DECLARATION BY HIS EXCELLENCY
DR. SOK AN
Chairperson of the World Heritage Committee and
Deputy Prime Minister of the Royal Government of Cambodia
(Phnom Penh, 14 December 2012)
Twenty years ago, to this very day, on 14 December 1992, in Santa Fe, in the USA, the World Heritage Committee at its 16th session, decided to inscribe ANGKOR on UNESCO’s World Heritage List.
That decision, innovative and very courageous for that time, expressed clearly the concern of the international community to cooperate with Cambodia to address effectively and speedily the urgent problems of conservation and safeguarding faced by the many groups of monuments spread throughout an archaeological zone of 40.000 ha, including Roluos, to the south, and Banteay Srey, to the north.
Since then, under the patronage of UNESCO and the joint presidency of FRANCE and JAPAN, international support on a grand scale has been generated involving 16 countries from 4 continents. Some 36 organisations have to date undertaken 64 projects, and expended 250 million USD.
The road travelled has unanimously been acclaimed as exceptional. Before 1993, the date of the TOKYO Conference for ANGKOR and the establishment of the International Coordination Committee (ICC), the site was mined and the monuments were in danger. Illicit traffic in cultural items and organised theft of objects of art were in full spate, while poverty was the lot of the inhabitants of villages on the site.
Since 1993, ANGKOR has seen a complete renaissance.

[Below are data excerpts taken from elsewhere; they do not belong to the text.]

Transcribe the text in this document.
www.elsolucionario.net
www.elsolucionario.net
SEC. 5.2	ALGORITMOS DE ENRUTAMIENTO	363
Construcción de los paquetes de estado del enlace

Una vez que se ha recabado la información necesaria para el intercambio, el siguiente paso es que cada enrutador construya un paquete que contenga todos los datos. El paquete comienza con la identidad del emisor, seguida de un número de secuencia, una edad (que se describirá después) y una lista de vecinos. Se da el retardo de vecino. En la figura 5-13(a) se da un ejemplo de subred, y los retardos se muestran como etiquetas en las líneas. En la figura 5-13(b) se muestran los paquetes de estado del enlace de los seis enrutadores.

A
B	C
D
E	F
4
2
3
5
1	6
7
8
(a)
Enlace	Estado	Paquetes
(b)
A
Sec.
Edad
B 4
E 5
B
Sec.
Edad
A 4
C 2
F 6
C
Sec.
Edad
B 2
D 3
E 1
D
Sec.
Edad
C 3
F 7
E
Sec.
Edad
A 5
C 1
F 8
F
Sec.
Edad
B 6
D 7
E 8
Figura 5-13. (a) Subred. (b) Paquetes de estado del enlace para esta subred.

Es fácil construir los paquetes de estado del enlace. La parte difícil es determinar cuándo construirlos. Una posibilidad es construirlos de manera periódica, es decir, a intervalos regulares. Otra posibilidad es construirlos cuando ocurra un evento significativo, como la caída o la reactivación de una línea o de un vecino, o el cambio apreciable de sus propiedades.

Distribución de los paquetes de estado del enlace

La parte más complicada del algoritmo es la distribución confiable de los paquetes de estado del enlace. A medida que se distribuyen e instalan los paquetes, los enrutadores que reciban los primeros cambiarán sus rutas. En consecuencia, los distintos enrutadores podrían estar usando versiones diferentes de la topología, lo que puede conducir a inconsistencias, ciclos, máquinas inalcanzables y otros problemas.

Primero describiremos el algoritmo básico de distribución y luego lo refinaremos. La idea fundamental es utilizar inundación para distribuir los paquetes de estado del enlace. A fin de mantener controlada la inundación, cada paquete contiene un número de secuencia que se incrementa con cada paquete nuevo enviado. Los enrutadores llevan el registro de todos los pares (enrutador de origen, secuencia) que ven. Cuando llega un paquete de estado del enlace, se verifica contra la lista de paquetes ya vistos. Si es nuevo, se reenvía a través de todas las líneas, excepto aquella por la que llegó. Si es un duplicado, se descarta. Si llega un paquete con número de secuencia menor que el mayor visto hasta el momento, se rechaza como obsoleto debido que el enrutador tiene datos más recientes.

Its safeguarding was recognised as achieved following the 2003 ICC Conference in PARIS, thanks to significant programs to increase cultural appreciation and awareness, economic development and the fight against poverty.
It is indeed in recognition of the actions undertaken by the Royal Government of Cambodia, in scientific, technical and financial partnership with the international community, that the World Heritage Committee decided to hold its 37th session, in June 2013, in PHNOM PENH and ANGKOR.
One cannot fail to see this as one of the major successes of the Convention for World Culural and Natural Heritage, during its 40 years of existence (1972-2012).